I wish this was available to the general public, and about 6 months to a year from now it should be, but this commentary in JAMA from August 18 does an excellent job of succinctly laying out a number of the inherent problems in current, proposed, and theorized models for compensating physicians. Dr. Brook's focus is to lay out the benefits and drawbacks of three basic physician compensation models: salary (fixed compensation), capitation (compensation based on numbers of patients cared for), and fee-for-service (compensation for doing stuff).
With salaries, doctors may feel empowered to provide a great amount of detail in their care, but there is no incentive to see the volume of patients necessary to keep a practice viable.

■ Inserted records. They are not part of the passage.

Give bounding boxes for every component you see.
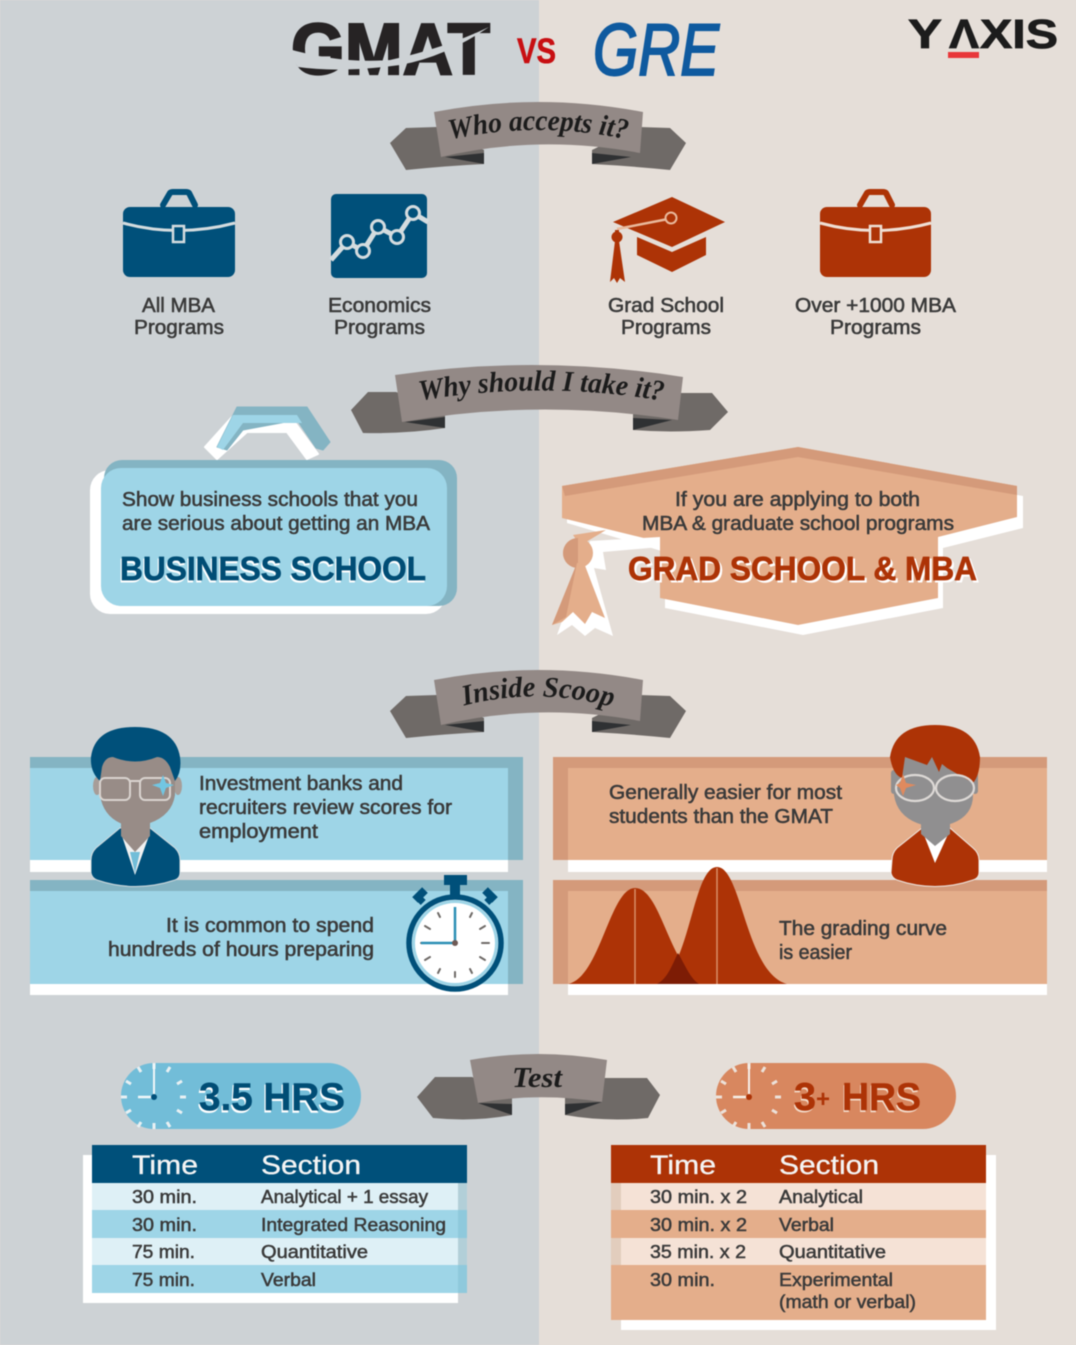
ribbon heading: Who accepts it? bbox=[390, 102, 686, 170]
text: 3+ HRS: 3 bbox=[793, 1078, 815, 1121]
table rows bbox=[650, 1187, 916, 1312]
label: All MBA Programs: Programs bbox=[134, 317, 224, 339]
label: Grad School Programs bbox=[608, 295, 724, 339]
panel: GMAT preparation bar bbox=[30, 880, 523, 995]
panel: grad school cap bbox=[552, 447, 1023, 636]
text: employment: employment bbox=[199, 821, 318, 843]
table rows: Quantitative bbox=[261, 1242, 368, 1262]
icon: clock ticks bbox=[121, 1063, 186, 1129]
icon: orange briefcase bbox=[820, 192, 931, 277]
table rows: 75 min. bbox=[132, 1270, 195, 1290]
chart: bell curves bbox=[568, 867, 787, 984]
label: Over +1000 MBA Programs: Over +1000 MBA bbox=[795, 295, 957, 317]
table header: Time bbox=[132, 1150, 198, 1180]
text: business school reason: are serious about getting an MBA bbox=[122, 513, 431, 535]
pill: 3.5 HRS bbox=[121, 1063, 361, 1129]
table rows: 75 min. bbox=[132, 1242, 195, 1262]
table rows: Experimental bbox=[779, 1270, 893, 1290]
icon: chart bbox=[331, 194, 428, 278]
table header: Section bbox=[779, 1150, 879, 1180]
panel: who accepts GMAT bbox=[123, 192, 431, 339]
text: grad school reason bbox=[642, 489, 954, 535]
cap tassel bbox=[552, 530, 660, 636]
panel: GRE grading bar bbox=[553, 880, 1047, 995]
table rows: (math or verbal) bbox=[779, 1292, 916, 1312]
cap body bbox=[562, 447, 1017, 625]
icon: blue briefcase bbox=[123, 192, 235, 277]
label: Economics Programs: Programs bbox=[334, 317, 425, 339]
ribbon heading: Who accepts it?: Who accepts it? bbox=[448, 114, 630, 140]
cap top band bbox=[562, 447, 1017, 496]
text: employment: Investment banks and bbox=[199, 773, 403, 795]
text: preparing: It is common to spend bbox=[166, 915, 374, 937]
logo: Y-Axis: Λ bbox=[949, 11, 980, 57]
text: 3+ HRS: HRS bbox=[842, 1076, 921, 1119]
title: GRE: GRE bbox=[593, 10, 720, 91]
text: grading curve: is easier bbox=[779, 942, 852, 964]
text: 3.5 HRS: 3.5 HRS bbox=[199, 1076, 345, 1119]
title bbox=[285, 10, 720, 91]
pill: 3+ HRS bbox=[716, 1063, 956, 1129]
text: easier bbox=[609, 782, 842, 828]
table: GRE sections bbox=[611, 1145, 996, 1330]
briefcase handle bbox=[205, 407, 330, 459]
logo: Y-Axis: Y bbox=[908, 11, 942, 57]
label: All MBA Programs: All MBA bbox=[142, 295, 216, 317]
ribbon heading: Why should I take it? bbox=[350, 364, 728, 434]
text: grading curve: The grading curve bbox=[779, 918, 947, 940]
icon: student bbox=[890, 725, 980, 886]
label: Over +1000 MBA Programs bbox=[795, 295, 957, 339]
text: grad school reason: If you are applying to both bbox=[675, 489, 920, 511]
table rows: Quantitative bbox=[779, 1242, 886, 1262]
text: 3+ HRS: + bbox=[816, 1086, 830, 1113]
text: 3+ HRS: 3 bbox=[794, 1076, 816, 1119]
text: easier: Generally easier for most bbox=[609, 782, 842, 804]
table header bbox=[132, 1150, 361, 1180]
table rows: Analytical bbox=[779, 1187, 863, 1207]
text: grading curve bbox=[779, 918, 947, 964]
table: GMAT sections bbox=[83, 1145, 467, 1303]
table rows: 35 min. x 2 bbox=[650, 1242, 746, 1262]
table rows: 30 min. bbox=[132, 1187, 197, 1207]
table rows bbox=[132, 1187, 446, 1290]
icon: stopwatch bbox=[409, 875, 501, 989]
text: preparing bbox=[108, 915, 374, 961]
text: business school reason: Show business schools that you bbox=[122, 489, 418, 511]
label: Economics Programs bbox=[328, 295, 431, 339]
title: GMAT: GMAT bbox=[291, 10, 490, 90]
briefcase body bbox=[90, 460, 457, 614]
ribbon heading: Inside Scoop bbox=[390, 670, 686, 738]
title: vs: VS bbox=[517, 32, 556, 71]
table rows: Analytical + 1 essay bbox=[261, 1187, 428, 1207]
heading: GRAD SCHOOL & MBA: GRAD SCHOOL & MBA bbox=[628, 550, 977, 587]
panel: who accepts GRE bbox=[608, 192, 957, 339]
ribbon heading: Why should I take it?: Why should I take it? bbox=[418, 370, 665, 402]
ribbon heading: Test: Test bbox=[512, 1062, 563, 1094]
text: business school reason bbox=[122, 489, 431, 535]
logo: Y-Axis: XIS bbox=[980, 11, 1058, 57]
text: preparing: hundreds of hours preparing bbox=[108, 939, 374, 961]
cap shadow bbox=[567, 457, 1023, 635]
text: 3+ HRS bbox=[793, 1076, 921, 1121]
text: 3+ HRS: HRS bbox=[841, 1078, 920, 1121]
text: grad school reason: MBA & graduate school programs bbox=[642, 513, 954, 535]
table header: Time bbox=[650, 1150, 716, 1180]
label: Grad School Programs: Grad School bbox=[608, 295, 724, 317]
label: Grad School Programs: Programs bbox=[621, 317, 711, 339]
text: employment: recruiters review scores for bbox=[199, 797, 452, 819]
label: All MBA Programs bbox=[134, 295, 224, 339]
panel: business school briefcase bbox=[90, 407, 457, 614]
table rows: 30 min. bbox=[650, 1270, 715, 1290]
panel: GMAT employment bar bbox=[30, 757, 523, 872]
text: employment bbox=[199, 773, 452, 843]
table rows: Verbal bbox=[779, 1215, 834, 1235]
heading: GRAD SCHOOL & MBA: GRAD SCHOOL & MBA bbox=[630, 552, 979, 589]
label: Economics Programs: Economics bbox=[328, 295, 431, 317]
icon: clock ticks bbox=[716, 1063, 781, 1129]
heading: BUSINESS SCHOOL: BUSINESS SCHOOL bbox=[119, 552, 425, 589]
icon: graduation cap bbox=[610, 197, 725, 283]
table header: Section bbox=[261, 1150, 361, 1180]
text: easier: students than the GMAT bbox=[609, 806, 833, 828]
table rows: Integrated Reasoning bbox=[261, 1215, 446, 1235]
table rows: 30 min. bbox=[132, 1215, 197, 1235]
logo: Y-Axis bbox=[908, 11, 1058, 58]
ribbon heading: Test bbox=[417, 1054, 660, 1119]
heading: BUSINESS SCHOOL: BUSINESS SCHOOL bbox=[120, 550, 426, 587]
text: 3.5 HRS: 3.5 HRS bbox=[198, 1078, 344, 1121]
ribbon heading: Inside Scoop: Inside Scoop bbox=[462, 676, 614, 712]
table rows: 30 min. x 2 bbox=[650, 1215, 747, 1235]
table rows: Verbal bbox=[261, 1270, 316, 1290]
icon: businessman bbox=[91, 727, 182, 886]
table rows: 30 min. x 2 bbox=[650, 1187, 747, 1207]
panel: GRE easier bar bbox=[553, 757, 1047, 872]
label: Over +1000 MBA Programs: Programs bbox=[830, 317, 921, 339]
table header bbox=[650, 1150, 879, 1180]
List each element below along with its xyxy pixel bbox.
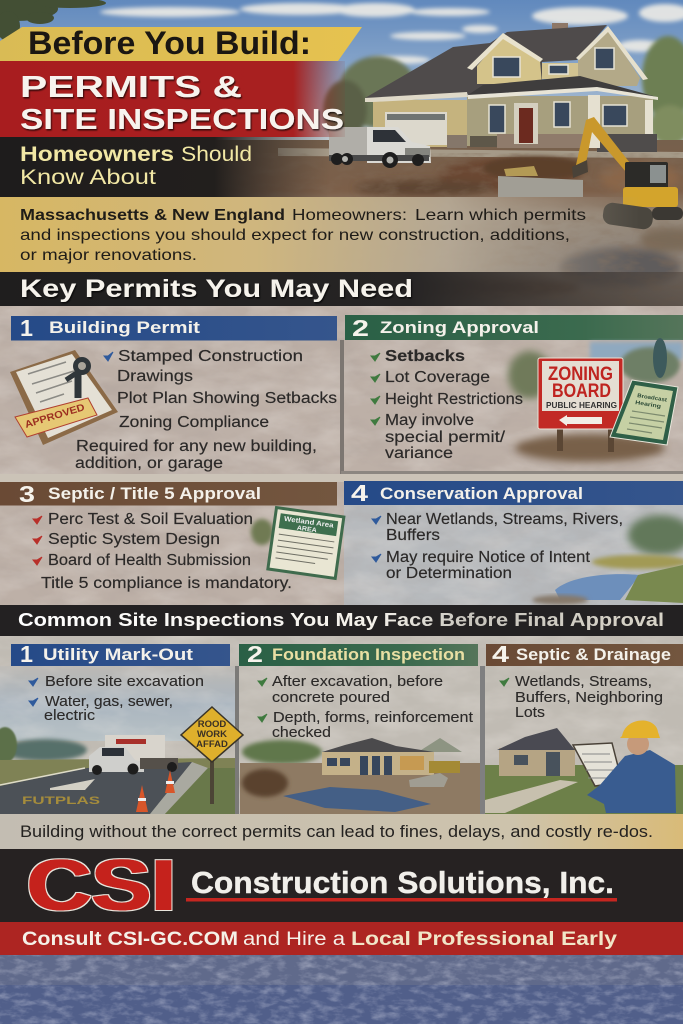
zoning list: Lot Coverage <box>385 369 490 386</box>
panel: utility mark-out <box>0 641 243 814</box>
road scene: FUTPLAS <box>22 795 100 807</box>
title banner: permits and site inspections <box>0 61 345 137</box>
drainage header <box>486 641 683 667</box>
marsh scene <box>532 515 683 605</box>
company name: Construction Solutions, Inc. <box>191 865 614 900</box>
conservation list: May require Notice of Intent <box>386 549 591 566</box>
gable trim <box>467 33 543 70</box>
utility header: Utility Mark-Out <box>43 645 193 664</box>
foundation checks <box>258 678 267 722</box>
gravel footer <box>0 955 683 1024</box>
section heading: common inspections <box>0 605 683 636</box>
building permit header: Building Permit <box>49 318 200 337</box>
foundation header: Foundation Inspection <box>272 645 465 664</box>
tree top left <box>0 0 106 41</box>
building permit list: Zoning Compliance <box>119 414 269 431</box>
call to action band <box>0 922 683 955</box>
utility list: Before site excavation <box>45 674 204 690</box>
septic header: Septic / Title 5 Approval <box>48 484 261 503</box>
call to action band: and Hire a <box>243 929 345 950</box>
lower walls <box>373 100 467 147</box>
icon: approved clipboard: APPROVED <box>24 402 86 431</box>
inspector with clipboard <box>573 720 676 813</box>
conservation list: Near Wetlands, Streams, Rivers, <box>386 511 623 528</box>
road work sign: ROOD <box>198 719 226 730</box>
conservation list: or Determination <box>386 565 512 582</box>
building permit list: Stamped Construction <box>118 348 303 365</box>
call to action band: Local Professional Early <box>351 929 618 950</box>
zoning list: May involve <box>385 412 474 429</box>
section heading: common inspections: Common Site Inspections You May Face Before Final Approval <box>18 609 664 630</box>
excavation and foundation <box>483 156 587 197</box>
title banner: permits and site inspections: PERMITS & <box>20 69 242 104</box>
hearing notice: Hearing <box>635 400 661 410</box>
porch roof <box>468 76 657 97</box>
main roof <box>365 25 607 98</box>
upper walls <box>578 29 640 86</box>
foundation list: concrete poured <box>272 690 390 706</box>
clouds <box>100 3 683 64</box>
septic list: Perc Test & Soil Evaluation <box>48 511 253 528</box>
front door <box>514 103 538 144</box>
zoning header: Zoning Approval <box>380 318 539 337</box>
foundation header <box>239 641 478 667</box>
subtitle band: Homeowners <box>20 143 174 166</box>
building permit list: Drawings <box>117 368 193 385</box>
septic list: Board of Health Submission <box>48 552 251 569</box>
subtitle band <box>0 137 330 197</box>
title banner: permits and site inspections: SITE INSPECTIONS <box>20 104 344 136</box>
building permit list: Required for any new building, <box>76 438 317 455</box>
traffic cones <box>136 770 175 812</box>
building permit list <box>75 348 337 472</box>
drainage list: Lots <box>515 705 545 721</box>
wetland notice paper: Wetland Area <box>283 516 334 530</box>
trees behind house <box>323 36 683 145</box>
subtitle band: Should <box>181 143 252 166</box>
septic list: Title 5 compliance is mandatory. <box>41 575 292 592</box>
conservation list: Buffers <box>386 527 440 544</box>
zoning list: variance <box>385 445 453 462</box>
building permit header <box>11 315 337 341</box>
building permit header: 1 <box>20 315 33 341</box>
utility list <box>44 674 204 724</box>
section heading: key permits: Key Permits You May Need <box>20 275 413 303</box>
driveway <box>278 148 683 158</box>
red underline <box>186 898 617 902</box>
panel: septic title 5 approval <box>0 481 344 592</box>
intro text band: or major renovations. <box>20 247 197 264</box>
conservation checks <box>372 516 381 562</box>
house <box>365 23 658 152</box>
zoning scene foliage <box>508 338 683 462</box>
hearing notice <box>610 380 678 445</box>
drainage list: Wetlands, Streams, <box>515 674 652 690</box>
drainage check <box>500 678 509 686</box>
logo: CSI: CSI <box>27 846 176 926</box>
ground <box>0 140 683 310</box>
garage door <box>385 112 447 145</box>
warning statement band: Building without the correct permits can lead to fines, delays, and costly re-dos. <box>20 822 653 841</box>
zoning list: special permit/ <box>385 429 506 446</box>
zoning list <box>385 348 523 462</box>
title banner: before you build: Before You Build: <box>28 25 311 61</box>
building permit list: addition, or garage <box>75 455 223 472</box>
utility checks <box>29 678 38 706</box>
foundation list <box>272 674 473 741</box>
porch columns <box>588 95 653 148</box>
wetland notice paper <box>268 508 344 578</box>
panel: foundation inspection <box>239 641 480 814</box>
zoning list: Setbacks <box>385 348 465 365</box>
septic header <box>0 481 337 507</box>
chimney <box>552 23 568 34</box>
intro text band: Massachusetts & New England <box>20 207 285 224</box>
foundation scene <box>240 738 480 814</box>
utility header <box>11 641 230 667</box>
zoning checks <box>371 353 380 425</box>
septic list <box>41 511 292 592</box>
zoning header: 2 <box>352 315 369 341</box>
drainage list <box>515 674 663 721</box>
section heading: key permits <box>0 272 683 306</box>
road scene <box>0 727 235 814</box>
warning statement band <box>0 814 683 849</box>
utility truck <box>89 735 178 775</box>
hearing notice: Broadcast <box>637 393 667 404</box>
foundation list: checked <box>272 725 331 741</box>
zoning board sign <box>538 358 623 452</box>
conservation header <box>344 480 683 506</box>
panel: septic and drainage <box>485 641 683 814</box>
permits panels background <box>0 306 683 606</box>
inspections panels background <box>0 636 683 814</box>
septic checks <box>33 516 42 565</box>
hero scene background <box>0 0 683 310</box>
dirt mottling <box>355 157 683 298</box>
road work sign: AFFAD <box>196 739 228 750</box>
zoning board sign: ZONING <box>548 364 613 385</box>
drainage list: Buffers, Neighboring <box>515 690 663 706</box>
foundation list: After excavation, before <box>272 674 443 690</box>
fascia <box>365 92 468 102</box>
subtitle band: Know About <box>20 166 156 189</box>
utility header: 1 <box>20 641 33 667</box>
stone base <box>447 135 467 148</box>
utility list: electric <box>44 708 95 724</box>
drainage scene <box>485 728 683 814</box>
small house <box>497 728 575 776</box>
intro text band: Homeowners: <box>292 207 407 224</box>
conservation list <box>386 511 623 582</box>
check <box>104 352 113 361</box>
foundation header: 2 <box>247 641 263 667</box>
intro text band <box>0 197 640 272</box>
panel: building permit <box>10 315 337 472</box>
road work sign: WORK <box>197 729 227 740</box>
road work sign <box>181 707 243 804</box>
drainage header: 4 <box>492 641 509 667</box>
septic list: Septic System Design <box>48 531 220 548</box>
panel: conservation approval <box>344 480 683 605</box>
septic header: 3 <box>19 481 35 507</box>
conservation header: Conservation Approval <box>380 484 583 503</box>
service truck <box>329 127 431 168</box>
wetland notice paper: AREA <box>296 525 317 534</box>
intro text band: and inspections you should expect for new construction, additions, <box>20 227 570 244</box>
zoning board sign: BOARD <box>552 381 611 402</box>
intro text band: Learn which permits <box>415 207 586 224</box>
utility list: Water, gas, sewer, <box>45 694 173 710</box>
conservation header: 4 <box>351 480 368 506</box>
company logo band <box>0 846 683 926</box>
call to action band: Consult CSI-GC.COM <box>22 929 238 950</box>
zoning list: Height Restrictions <box>385 391 523 408</box>
zoning header <box>345 315 683 341</box>
icon: approved clipboard <box>10 350 118 445</box>
drainage header: Septic & Drainage <box>516 645 671 664</box>
panel: zoning approval <box>345 315 683 462</box>
building permit list: Plot Plan Showing Setbacks <box>117 390 337 407</box>
excavator <box>572 117 683 230</box>
windows <box>489 48 627 133</box>
house <box>322 738 434 775</box>
zoning board sign: PUBLIC HEARING <box>546 400 617 410</box>
foundation list: Depth, forms, reinforcement <box>273 710 473 726</box>
foliage beside notice <box>251 519 273 545</box>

With capitation, doctors may keep costs down by ordering fewer tests, but the motivation will be to have as many patients as possible in their practice in order to make a living.
With fee-for-service, doctors are encouraged to order and "do" as many things as possible, regardless of the benefit to the patient. Furthermore, this model provides patients with a false sense of benefit because more testing is incorrectly assumed to be associated with better care and better outcomes (ie: annual stress tests).
Dr. Brook then goes on to discuss the next generation of payment models based on pay-for-performance. In theory, this model is an excellent approach. It would be great to design a physician payment model that rewards those that provide the "best" patient care and the highest quality. But, as they say, the devil is in the details. While it is relatively easy to identify outcomes that are good goals to strive for (discharge of heart attack patients on beta-blockers), documenting, reporting, and designing payment based on these is incredibly complex and difficult to implement.
Pay-for-performance seems to provide a modest way of improving the quality of care delivered, but is no panacea for compensation of physicians.